Yellowjackets may be confused with other wasps, such as hornets and paper wasps. They build nests in trees, shrubs, or in protected places such as inside man-made structures, or in soil cavities, tree stumps, mouse burrows, etc.
Ground nesting or miner bees are solitary bees that create underground galleries, with queens living individually and raising their own young. The entrances to the nests are small piles or patches of bare soil. They do not form hives, but several females may nest in the same area.
Carpenter bees are large, black and yellow insects about 1 inch long. They resemble bumble bees but the abdomen (rear end) is black and shiny and does not have the extensive yellow hairs found on bumble bee abdomens. The females can sting but rarely do so unless disturbed. The males cannot sting.
European Paper Wasp
The European paper wasp (Polistes dominula) is one of the most common and well-known species of social wasps in the genus Polistes. Its diet is more diverse than that of most Polistes species—many genera of insects versus mainly caterpillars in other Polistes—giving it superior survival ability compared to other wasp species during a shortage of resources.

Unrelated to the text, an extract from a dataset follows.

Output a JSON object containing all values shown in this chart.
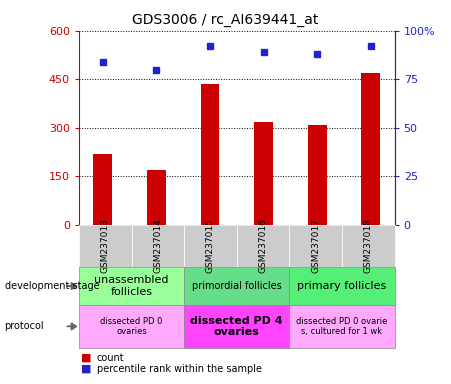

The nest of the black and yellow mud dauber is a simple, one-cell, cigar-shaped nest that is attached to crevices, cracks and corners. Each nest contains one egg. Usually several nests are clumped together and covered in mud. The metallic-blue mud dauber, another sphecid, builds mud nests, but occasionally refurbishes the abandoned nests of other species; it preys primarily on spiders.
Baldfaced hornets are distinguished from other yellowjackets by their white and black coloring. It has a white or "baldfaced" head. Bald-faced hornets are omnivorous and are considered to be beneficial due to their predation of flies, caterpillars, and spiders. However, their aggressive defensive nature makes them a threat to humans who wander too close to a nest or when a nest is constructed too close to human habitation. They vigorously defend the nest, with workers stinging repeatedly, as is common among social bees and wasps.
Northern Paper Wasp
Polistes fuscatus, whose common name is the dark or northern paper wasp, is widely found throughout southern Canada, the United States, Mexico, and Central America. It often nests around human development. However, it greatly prefers areas in which wood is readily available for use as nest material, therefore they are also found near and in woodlands and savannas. P. fuscatus is a social wasp that is part of a complex society based around a single dominant queen.